Journalist Mike Allen’s father, Gary Allen, wrote the great book, Kissinger: The Secret Side of the Secretary of State, describing how Henry Kissinger’s “Red China Gambit” included the abandonment of the free people of the Republic of China on Taiwan. Kissinger’s power play was based on the false hope that China had abandoned communism.
Gary Allen described the Red Chinese as “unquestionably the bloodiest mass murderers in human history,” adding, “Red China practiced a smiling and beguiling diplomacy toward the West, while serving as the world’s major pusher of drugs.”
Things haven’t changed. Today, in addition to the mass murder inflicted on the world by the coronavirus, the Red Chinese are the leading exporters of fentanyl. In addition, Red China backed North Korea’s war of aggression on South Korea.
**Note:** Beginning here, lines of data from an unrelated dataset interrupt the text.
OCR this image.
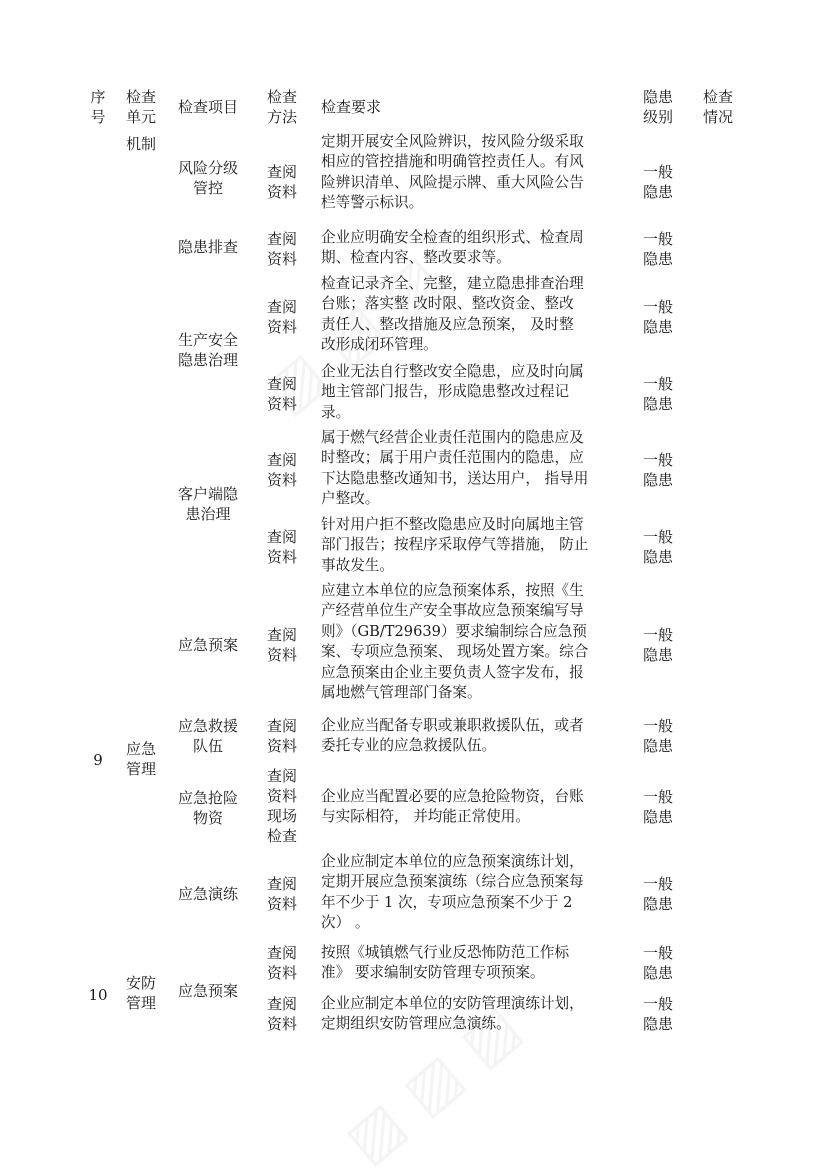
序
号
检查
单元
检查项目
检查
方法
检查要求
隐患
级别
检查
情况
机制
9
应急
管理
10
安防
管理
风险分级
管控
隐患排查
生产安全
隐患治理
客户端隐
患治理
应急预案
应急救援
队伍
应急抢险
物资
应急演练
应急预案
查阅
资料
定期开展安全风险辨识，按风险分级采取
相应的管控措施和明确管控责任人。有风
险辨识清单、风险提示牌、重大风险公告
栏等警示标识。
一般
隐患
查阅
资料
企业应明确安全检查的组织形式、检查周
期、检查内容、整改要求等。
一般
隐患
查阅
资料
检查记录齐全、完整，建立隐患排查治理
台账；落实整 改时限、整改资金、整改
责任人、整改措施及应急预案， 及时整
改形成闭环管理。
一般
隐患
查阅
资料
企业无法自行整改安全隐患，应及时向属
地主管部门报告，形成隐患整改过程记
录。
一般
隐患
查阅
资料
属于燃气经营企业责任范围内的隐患应及
时整改；属于用户责任范围内的隐患，应
下达隐患整改通知书，送达用户， 指导用
户整改。
一般
隐患
查阅
资料
针对用户拒不整改隐患应及时向属地主管
部门报告；按程序采取停气等措施， 防止
事故发生。
一般
隐患
查阅
资料
应建立本单位的应急预案体系，按照《生
产经营单位生产安全事故应急预案编写导
则》（GB/T29639）要求编制综合应急预
案、专项应急预案、 现场处置方案。综合
应急预案由企业主要负责人签字发布，报
属地燃气管理部门备案。
一般
隐患
查阅
资料
企业应当配备专职或兼职救援队伍，或者
委托专业的应急救援队伍。
一般
隐患
查阅
资料
现场
检查
企业应当配置必要的应急抢险物资，台账
与实际相符， 并均能正常使用。
一般
隐患
查阅
资料
企业应制定本单位的应急预案演练计划，
定期开展应急预案演练（综合应急预案每
年不少于 1 次，专项应急预案不少于 2
次） 。
一般
隐患
查阅
资料
按照《城镇燃气行业反恐怖防范工作标
准》 要求编制安防管理专项预案。
一般
隐患
查阅
资料
企业应制定本单位的安防管理演练计划，
定期组织安防管理应急演练。
一般
隐患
Casualties of the United States during the Korean War included 54,260 dead (of whom 33,665 were battle deaths), 92,134 wounded, and 8,176 listed as missing in action or prisoners of war.
Gary Allen examined how the world and Washington really work. “Gary Allen’s writings conveyed great distrust of the established order,” is how the New York Times put it. “He saw conspiracies in both parties, despised Richard Nixon and Henry Kissinger for their internationalism and the ‘establishment media’ for enabling the ‘communist conspiracy.’”
On the other hand, Mike Allen was described in the article as someone with “a boyish and almost star-struck quality toward the assumed order.” He co-founded Axios, launched in January 2017 and based on the belief that “Media is broken, and too often a scam.”
Yet, Axios panders to the elites who have lucrative careers and lord over those who don’t. It was quick to solicit and get a $5 million small business loan under the Paycheck Protection Program designed to save small business. Then, under fire, it returned the loan, saying it found “an alternative source of capital.”
Mike’s father encouraged Mike’s involvement in the Boy Scouts, before the Scouts turned gay/trans and admitted girls, and he came out an Eagle Scout. That’s a fine achievement. I went through the same program and became an Eagle Scout, one of the proudest days of my and my father’s life. It taught me many lessons about truth and honesty.
In my view, Mike Allen should lose his schoolboy crush on the elites and subject the establishment to the scrutiny they deserve. He could start with deciphering Henry Kissinger’s April 3 Wall Street Journal column, in which he declares the U.S. must start “the urgent work of planning for a new epoch.” It’s the same New World Order he has been pushing for decades.
Or perhaps he could ask Bethany Allen-Ebrahimian, the China reporter at Axios, to take a look. She has an impressive career, having previously served as a contributing reporter at Foreign Policy magazine, where she wrote about a Beijing-linked billionaire “funding policy research at Washington’s most influential institutions.”
In this very revealing article, she documented how the China-United States Exchange Foundation (CUSEF) serves as “a registered foreign agent bankrolled by a high-ranking Chinese government official with close ties to a sprawling Chinese Communist Party apparatus that handles influence operations abroad, known as the ‘united front.’” That official is Tung Chee-hwa, the vice chairman of the Chinese People’s Political Consultative Conference, a government advisory body.
She examined how the CUSEF has “cooperated” on projects with numerous U.S. institutions, including the Brookings Institution, the Center for Strategic and International Studies, the Atlantic Council, the Center for American Progress, the East-West Institute, the Carter Center, and the Carnegie Endowment for Peace.
Henry Kissinger just happens to serve as an “honorary adviser” to the CUSEF.
Except for the Foreign Policy magazine account and a story from a Taiwan journalist, noting how the Chinese Communist Party has been “covertly funding certain think tanks in Washington D.C.,” I couldn’t find any other serious journalistic treatments of this threat.
That’s odd.
I did find an excellent report, “China’s Overseas United Front Work: Background and Implications for the United States,” on how China uses “United Front” work to neutralize potential opposition to the policies and authority of the Chinese Communist Party. But this, too, failed to receive any significant media attention.
That’s strange.
By the way, the Center for American Progress was founded by John Podesta, the head of Obama’s first transition team who served as counselor to Obama as president (and Hillary Clinton’s campaign chairman in 2016). It has been supported by foundations or companies associated with such figures as George Soros, Bill Gates, Mark Zuckerberg, and Michael Bloomberg.
Even more importantly, the official Chinese news agency article, “Xi meets Obama, discusses China-U.S. ties,” reveals that, after the election of President Trump, Chinese President Xi Jinping met with Obama in Beijing. The British Guardian said that Chinese media “fawned” over Obama and Xi, dubbing the pair “veteran cadres”, a term usually applied to retired Communist officials.
It sounds like a story for Axios reporter Bethany Allen-Ebrahimian. Mike Allen should let her loose on that one. It could lead her back to what President Trump calls Obamagate.